Friday, December 29, 2006

Priest and his perfect imperfections


I got a lotta shit with me, I know this. It's because of the voices in my head. The same voices that drive me creatively also are the same voices that sometimes cause me to make bad decisions. As of late though, I have made some pretty good ones.

With the coming of a new year, I stopped to think about some of the decisions that I had made and some of the people that influenced them. I also came to terms with a few things. I decided to write this blog on them because maybe if you know that I have gone thru some things, it can help you. Here are 5 things I found out about myself this past year that I am learning to deal with.


1. It's not my responsibility to save the world.

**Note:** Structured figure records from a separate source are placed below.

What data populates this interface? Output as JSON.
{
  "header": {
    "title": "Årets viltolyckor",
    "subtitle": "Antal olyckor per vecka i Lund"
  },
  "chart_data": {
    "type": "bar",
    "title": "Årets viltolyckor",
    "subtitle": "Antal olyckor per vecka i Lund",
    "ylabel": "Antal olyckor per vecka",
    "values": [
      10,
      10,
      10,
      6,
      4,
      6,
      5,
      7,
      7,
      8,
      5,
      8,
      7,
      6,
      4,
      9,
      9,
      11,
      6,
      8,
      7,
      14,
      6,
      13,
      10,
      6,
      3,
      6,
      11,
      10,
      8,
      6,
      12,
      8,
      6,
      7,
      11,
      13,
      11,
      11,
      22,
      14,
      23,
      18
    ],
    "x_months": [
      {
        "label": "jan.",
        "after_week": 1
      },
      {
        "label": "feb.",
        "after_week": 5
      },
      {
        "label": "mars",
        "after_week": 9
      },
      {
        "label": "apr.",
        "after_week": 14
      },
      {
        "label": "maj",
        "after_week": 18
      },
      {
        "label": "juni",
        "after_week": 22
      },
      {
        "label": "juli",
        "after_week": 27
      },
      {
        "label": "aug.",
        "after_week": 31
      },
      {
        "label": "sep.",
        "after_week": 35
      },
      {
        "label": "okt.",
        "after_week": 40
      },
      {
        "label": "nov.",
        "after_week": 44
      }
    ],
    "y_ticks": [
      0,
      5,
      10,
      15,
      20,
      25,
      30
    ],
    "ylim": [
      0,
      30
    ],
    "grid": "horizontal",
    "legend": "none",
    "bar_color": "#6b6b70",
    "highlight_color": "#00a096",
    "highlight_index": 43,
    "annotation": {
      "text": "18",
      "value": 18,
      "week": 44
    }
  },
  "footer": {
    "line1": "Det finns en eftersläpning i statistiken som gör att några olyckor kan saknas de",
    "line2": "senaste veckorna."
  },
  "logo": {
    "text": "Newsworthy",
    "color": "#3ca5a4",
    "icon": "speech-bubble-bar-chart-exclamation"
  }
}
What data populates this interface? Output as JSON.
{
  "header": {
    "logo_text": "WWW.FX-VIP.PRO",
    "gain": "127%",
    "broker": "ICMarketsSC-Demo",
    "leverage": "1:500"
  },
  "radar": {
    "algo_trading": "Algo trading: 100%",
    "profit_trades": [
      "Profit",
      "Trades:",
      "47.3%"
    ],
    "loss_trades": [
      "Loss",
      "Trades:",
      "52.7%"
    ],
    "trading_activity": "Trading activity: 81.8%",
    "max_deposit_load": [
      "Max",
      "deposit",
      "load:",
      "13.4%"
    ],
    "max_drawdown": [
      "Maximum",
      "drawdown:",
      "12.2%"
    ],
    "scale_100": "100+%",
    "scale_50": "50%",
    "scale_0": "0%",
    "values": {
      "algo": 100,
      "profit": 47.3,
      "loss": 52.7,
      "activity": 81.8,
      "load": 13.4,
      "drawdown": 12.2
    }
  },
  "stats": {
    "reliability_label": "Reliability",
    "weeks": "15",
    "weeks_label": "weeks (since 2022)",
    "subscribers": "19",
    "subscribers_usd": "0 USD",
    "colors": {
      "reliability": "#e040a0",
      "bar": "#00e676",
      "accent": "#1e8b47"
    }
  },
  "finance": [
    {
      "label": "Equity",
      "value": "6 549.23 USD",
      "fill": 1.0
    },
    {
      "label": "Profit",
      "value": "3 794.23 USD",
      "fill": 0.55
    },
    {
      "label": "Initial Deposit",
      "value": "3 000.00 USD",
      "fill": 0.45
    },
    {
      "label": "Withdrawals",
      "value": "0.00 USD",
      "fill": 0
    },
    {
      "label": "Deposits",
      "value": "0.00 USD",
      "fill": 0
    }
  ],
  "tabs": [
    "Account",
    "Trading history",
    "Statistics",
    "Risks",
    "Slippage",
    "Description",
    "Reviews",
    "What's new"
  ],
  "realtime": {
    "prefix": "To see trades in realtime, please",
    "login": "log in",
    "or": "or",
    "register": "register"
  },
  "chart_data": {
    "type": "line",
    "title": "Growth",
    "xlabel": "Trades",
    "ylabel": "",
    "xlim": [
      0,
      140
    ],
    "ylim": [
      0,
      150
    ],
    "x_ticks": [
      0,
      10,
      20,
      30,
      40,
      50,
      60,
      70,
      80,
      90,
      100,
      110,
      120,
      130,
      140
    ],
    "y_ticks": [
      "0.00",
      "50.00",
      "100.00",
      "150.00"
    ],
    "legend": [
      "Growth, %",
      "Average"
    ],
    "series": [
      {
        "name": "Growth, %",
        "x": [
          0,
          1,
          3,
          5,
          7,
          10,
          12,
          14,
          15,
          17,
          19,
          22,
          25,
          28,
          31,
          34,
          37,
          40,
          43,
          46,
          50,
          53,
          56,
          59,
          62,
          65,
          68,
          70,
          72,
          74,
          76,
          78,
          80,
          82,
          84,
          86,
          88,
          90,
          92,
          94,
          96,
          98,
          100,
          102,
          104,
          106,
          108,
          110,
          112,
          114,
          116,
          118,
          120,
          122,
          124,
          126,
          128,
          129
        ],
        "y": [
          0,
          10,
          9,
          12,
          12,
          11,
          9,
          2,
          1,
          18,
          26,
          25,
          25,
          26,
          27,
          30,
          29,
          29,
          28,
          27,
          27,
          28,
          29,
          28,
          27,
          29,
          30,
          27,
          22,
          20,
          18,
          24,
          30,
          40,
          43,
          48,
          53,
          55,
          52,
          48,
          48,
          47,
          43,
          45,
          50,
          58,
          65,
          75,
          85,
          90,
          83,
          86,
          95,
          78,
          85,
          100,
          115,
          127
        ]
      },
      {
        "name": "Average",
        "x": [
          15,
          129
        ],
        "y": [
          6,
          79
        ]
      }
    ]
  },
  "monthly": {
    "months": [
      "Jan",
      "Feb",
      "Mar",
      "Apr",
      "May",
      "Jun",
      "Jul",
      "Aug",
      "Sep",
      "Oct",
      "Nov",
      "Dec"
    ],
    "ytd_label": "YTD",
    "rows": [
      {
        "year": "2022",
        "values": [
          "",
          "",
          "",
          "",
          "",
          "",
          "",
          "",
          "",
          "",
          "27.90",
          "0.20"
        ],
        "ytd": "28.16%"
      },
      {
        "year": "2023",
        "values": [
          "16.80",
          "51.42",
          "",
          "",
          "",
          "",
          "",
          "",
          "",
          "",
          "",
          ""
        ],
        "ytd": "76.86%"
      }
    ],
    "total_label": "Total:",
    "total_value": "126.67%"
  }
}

All my life I have had this "Superman" complex. I've spent years trying to fix situations with the people I care about that were not really not my concern. This past year I started the process of learning to say "Fuck It" like everyone else around me seems to do and I must say it has made my life a lot less complicated. People are gonna be who they are, do what they wanna do and I cant change that. God bless them


2. I gotta learn to forgive myself

Guilt is a funny thing. It will consume you if you let it. Outsiders who know that you fight with guilt will attempt to use that against you. I walk around with SOOOO much on my head sometimes that it get really difficult to deal. I always held my feelings in and told myself "I'll deal with it later" but now things have reached a point where all the stuff I've Id put to the side is impeding my forward progress. While I can find it in my heart to forgive other people, I still beat myself up. I'm gonna try to work on that this year.


3. I have to let go of people who are counter productive to what it is I am trying to do

I had a conversation with someone very close to me last week. I said to her, I gotta get rid of some of these negative people around me because they are causing me to regress. She said, "I coulda told you that 10 years ago." You know what, she woulda been right. I've always been loyal to my friends, but my friends haven't always been loyal to me. Not all of my friends want the same things I want in life. Some friends because of their reckless behavior put me in positions that could jeopardize everything I've worked for years to build. I cant have that, so Its time to make room for new friends and appreciate the old ones for what they gave me.


4. I'm no saint, but I'm not a total bastard either

I mean, we all have a dark side. I've really regretted some of the things that I have done just like everyone else. I used to be really spiteful when I was younger but I have outgrown that. I might forgive someone who has done me wrong, but I never forget (so does that mean I really forgave?). Now I'm at a point at life that when I let someone pull me out of my character, I'm more upset with myself for letting anyone make me act as If I too, am totally uncivilized. All of that being said, I have never done anything with the INTENT of purposely hurting anyone. Well, at least if I did its because they might've deserved it at the time but at least I always apologized. Overall I am not a bad guy though. I wake up everyday trying to be a better person than I was the day before. That's got to count for something, right?


5. Overall I'm blessed.

No matter how hard things get they could always be worse. If it sounds cliche, it is because it is true. I have traveled the world doing something I love to do. I am blessed with my daughters and my dysfunctional family and friends. I am blessed with talent and I have a profession that enables me to pay my bills doing something I would probably do anyway. I have my health, a roof over my head and I'm alive. A lot of the people I have known in life are not here anymore so I appreciate everything that I have and every day that I am able to enjoy it. I could complain but who would listen anyway? Its really all about finding the positive things and trying to adopt that kind of attitude. I have gotten knocked down so many times in my life that I don't know how to do anything else but get up. The fact that I can get up means it all to me.

What are 5 things that you have learned about yourself this past year?